Während die Oper traditionell auch vom Rückblickenden, vom Statischen an der Rampe lebt, denkt die Choreografin alle Bewegungen und Entwicklungen im Jetzt. Das reibt sich natürlich mit der Wagnerschen Handlung und leider manchmal auch mit seiner Musik. Das Bühnenbild, das Sasha Waltz gemeinsam mit Pia Maier entwickelt hat, macht zwischendurch Staunen.

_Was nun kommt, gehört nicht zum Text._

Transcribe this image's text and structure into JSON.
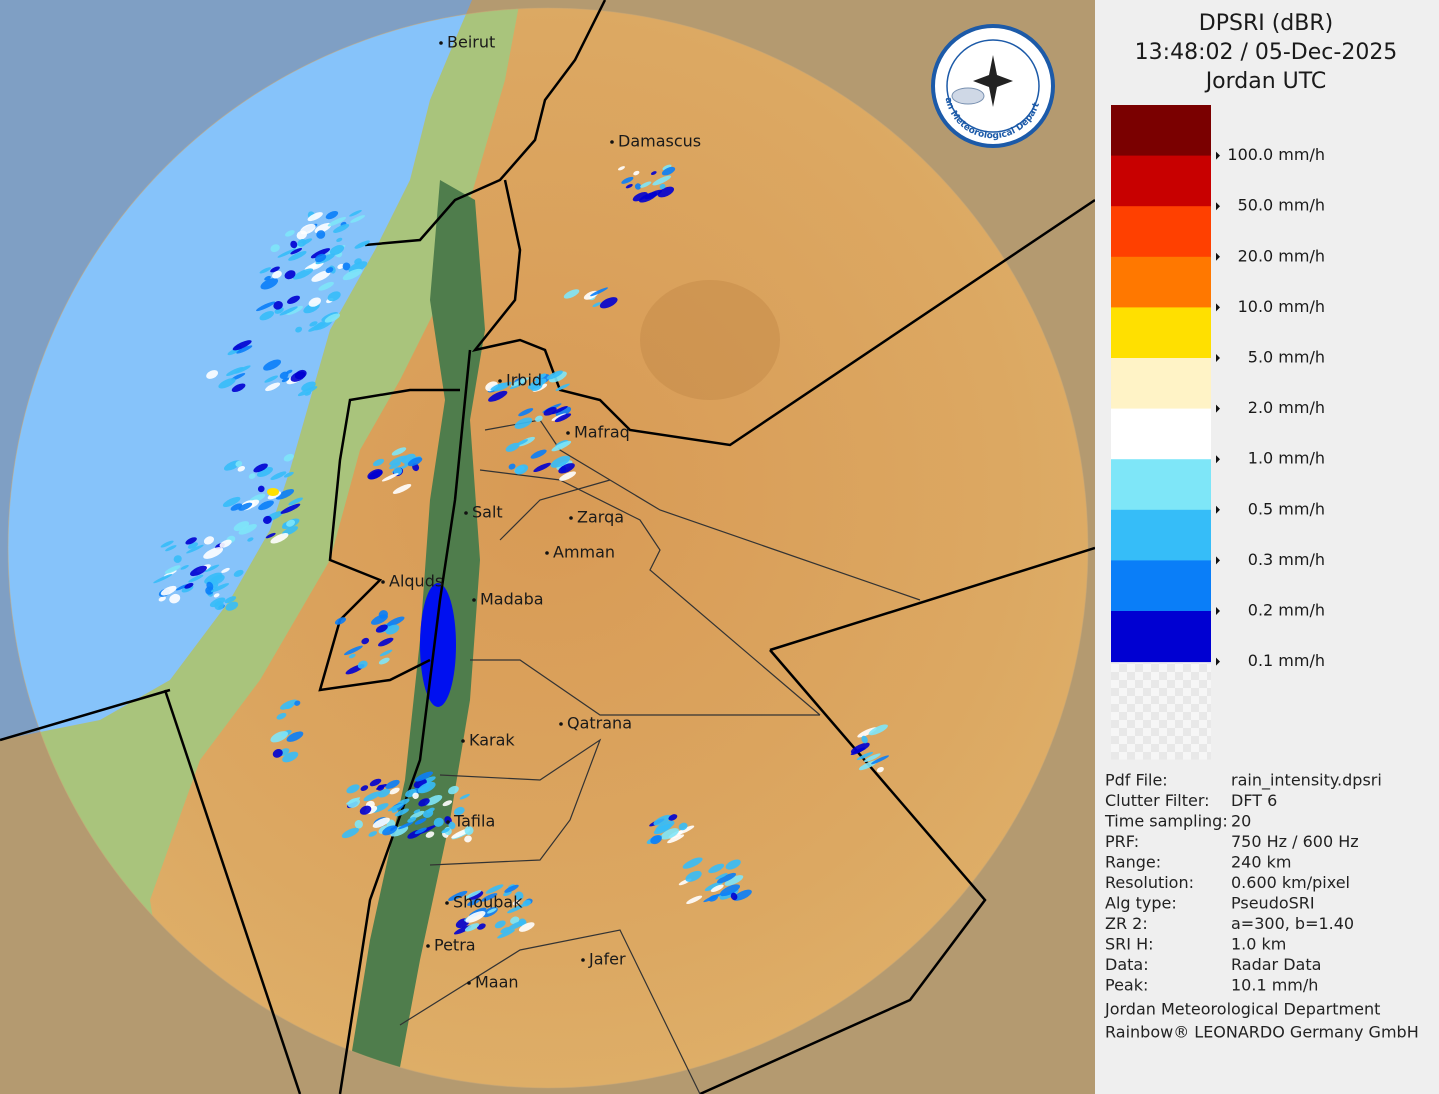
{
  "header": {
    "lines": [
      "DPSRI (dBR)",
      "13:48:02 / 05-Dec-2025",
      "Jordan UTC"
    ]
  },
  "logo": {
    "text": "Jordan Meteorological Department"
  },
  "map": {
    "cities": [
      "Beirut",
      "Damascus",
      "Irbid",
      "Mafraq",
      "Salt",
      "Zarqa",
      "Amman",
      "Alquds",
      "Madaba",
      "Qatrana",
      "Karak",
      "Tafila",
      "Shoubak",
      "Petra",
      "Jafer",
      "Maan"
    ]
  },
  "scale": {
    "colors": [
      "#7a0000",
      "#c80000",
      "#ff4000",
      "#ff7800",
      "#ffe000",
      "#fff3c6",
      "#ffffff",
      "#7ee6f8",
      "#36bdf8",
      "#0a7ef8",
      "#0000d2"
    ],
    "labels": [
      "100.0 mm/h",
      "50.0 mm/h",
      "20.0 mm/h",
      "10.0 mm/h",
      "5.0 mm/h",
      "2.0 mm/h",
      "1.0 mm/h",
      "0.5 mm/h",
      "0.3 mm/h",
      "0.2 mm/h",
      "0.1 mm/h"
    ]
  },
  "info": {
    "rows": [
      [
        "Pdf File:",
        "rain_intensity.dpsri"
      ],
      [
        "Clutter Filter:",
        "DFT 6"
      ],
      [
        "Time sampling:",
        "20"
      ],
      [
        "PRF:",
        "750 Hz / 600 Hz"
      ],
      [
        "Range:",
        "240 km"
      ],
      [
        "Resolution:",
        "0.600 km/pixel"
      ],
      [
        "Alg type:",
        "PseudoSRI"
      ],
      [
        "ZR 2:",
        "a=300, b=1.40"
      ],
      [
        "SRI H:",
        "1.0 km"
      ],
      [
        "Data:",
        "Radar Data"
      ],
      [
        "Peak:",
        "10.1 mm/h"
      ]
    ]
  },
  "footer": {
    "lines": [
      "Jordan Meteorological Department",
      "Rainbow® LEONARDO Germany GmbH"
    ]
  }
}
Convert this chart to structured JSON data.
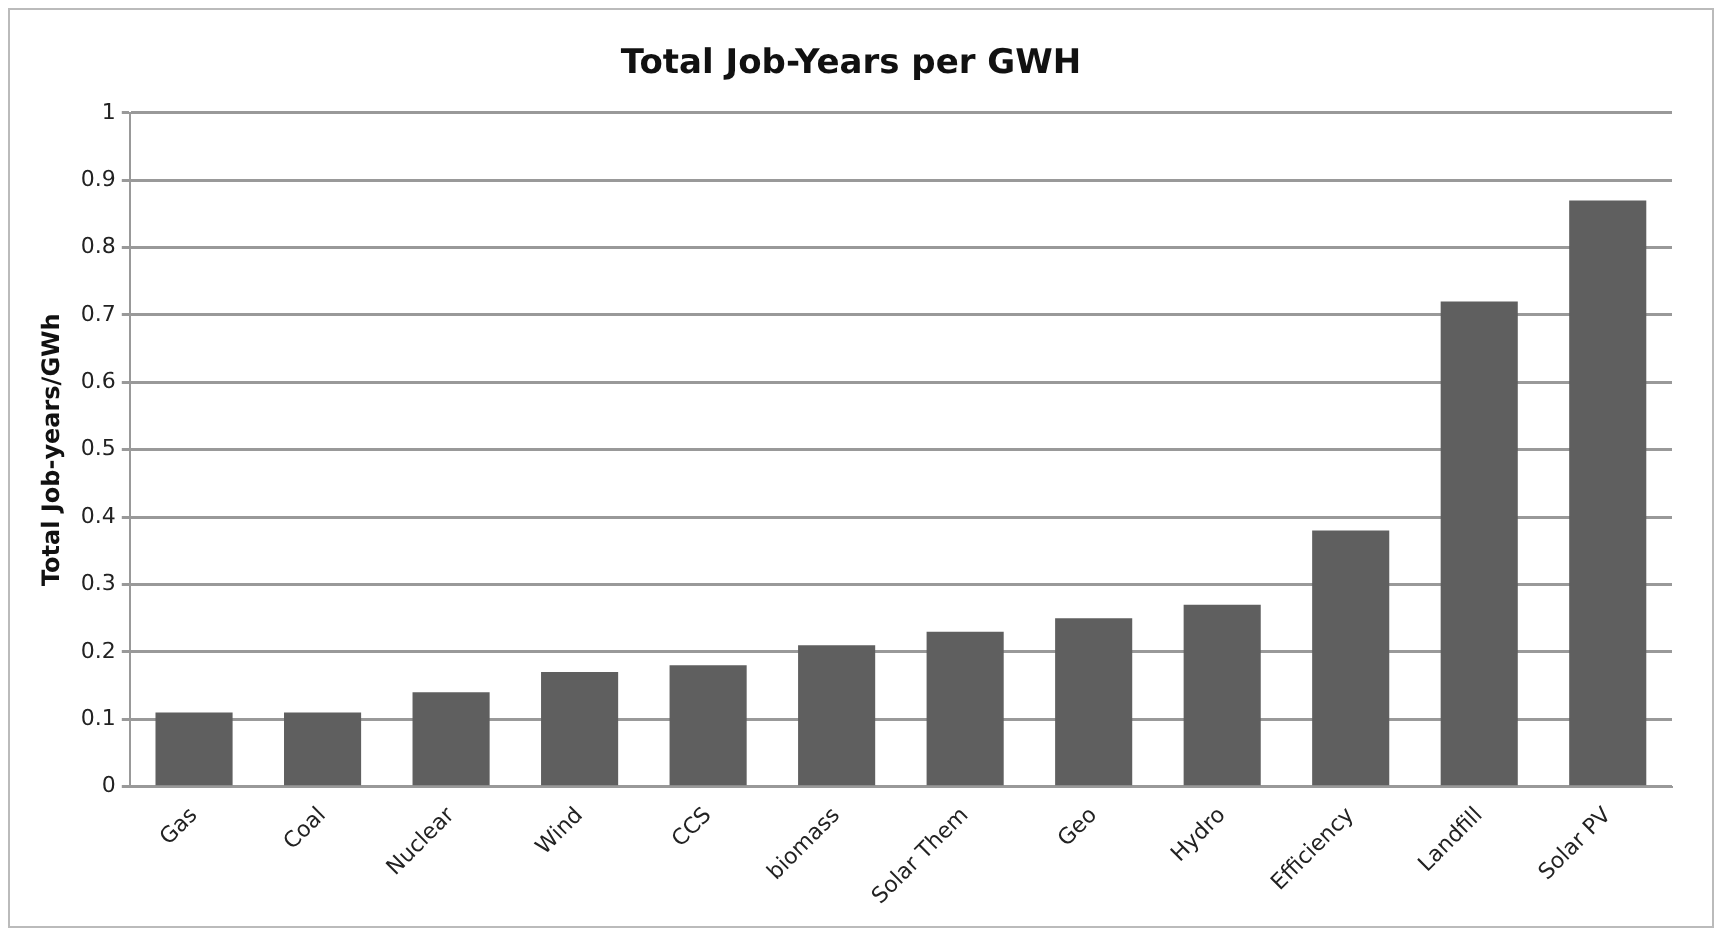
{
  "chart_data": {
    "type": "bar",
    "title": "Total Job-Years per GWH",
    "ylabel": "Total Job-years/GWh",
    "categories": [
      "Gas",
      "Coal",
      "Nuclear",
      "Wind",
      "CCS",
      "biomass",
      "Solar Them",
      "Geo",
      "Hydro",
      "Efficiency",
      "Landfill",
      "Solar PV"
    ],
    "values": [
      0.11,
      0.11,
      0.14,
      0.17,
      0.18,
      0.21,
      0.23,
      0.25,
      0.27,
      0.38,
      0.72,
      0.87
    ],
    "color": "#5f5f5f",
    "ylim": [
      0,
      1
    ],
    "yticks": [
      0,
      0.1,
      0.2,
      0.3,
      0.4,
      0.5,
      0.6,
      0.7,
      0.8,
      0.9,
      1
    ],
    "grid": "y",
    "legend": false
  }
}
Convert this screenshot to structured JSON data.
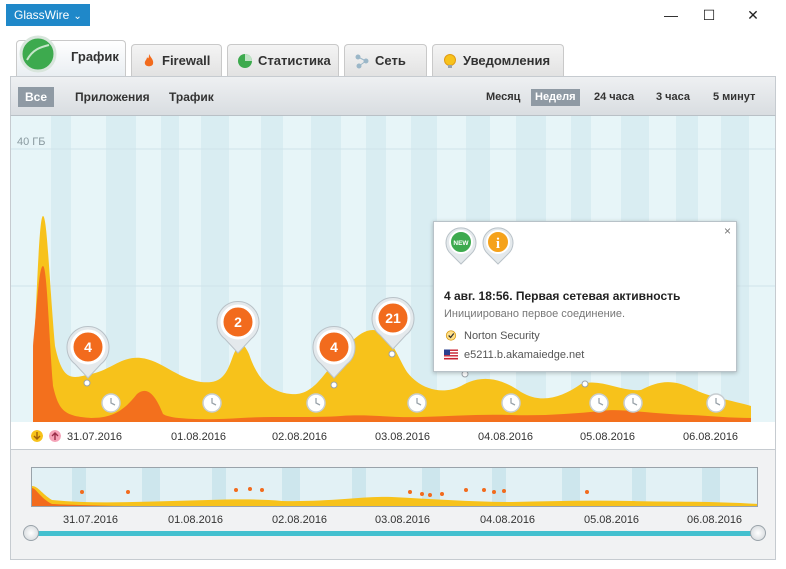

Das Bachanal – die Nacktheit und Geilheit der Tanzenden ist eher nebensächlich – entführt in das Innere eines riesigen Auges.

Die Wartburg dagegen ist eine Art 50er-Jahre-Hofstaat, in dem eine Grace Kelly skurile Glamourfiguren zu einem Kulturevent, dem Sängerkrieg, empfängt und zugleich wie eingesperrt wirkt. Die 18 Tänzer sind regelmäßig zugange, manches macht Sinn, anderes ist Unsinn. Manchmal finden Oper und Tanz zusammen, manchmal läuft es nur parallel auf der Bühne ab. Auf jeden Fall ist das Ganze schon ein Art „Tanzhäuser“ geworden. Auch wenn Stardirigent Daniel Barenboim das im Vorfeld verneint hat.

Taumeln in Liebe

Immerhin schaffen es die Tänzer, den Pilgerchor in seinem statischen Charakter aufzusprengen. Überhaupt bekommt die Oper mehr Leichtigkeit. Die atemvollste Szene gelingt dem auch am Ende gefeiertsten Sänger: Peter Mattei als Wolfram. Der desillusioniert Liebende beginnt sein „Wie Todesahnung“ düster im Liegen, erhebt sich langsam und besingt den Abendstern in brüchiger Schönheit, dabei taumelt er in seiner Orientierungslosigkeit. Die für Sänger untypischen Bewegungen muss ihm die Waltz gezeigt haben. Andere Szenen karikieren die Hauptfiguren, um das eigentlich zuinnerst Gefühlte vorzuführen. Das ist schon komisch.

Peter Seiffert ist ein rundum stattlicher Tannhäuser, René Pape ein charakterstarker Landgraf. Marina Prudenskaya überzeichnet ihre Venus und Ann Petersen weiß als Elisabeth, die strahlende Grace Kelly, zu berühren. Der Chor ist wieder einmal überwältigend. Daniel Barenboim am Pult der Staatskapelle lässt die Musik sehr breit auskosten. Eine interessante Produktion.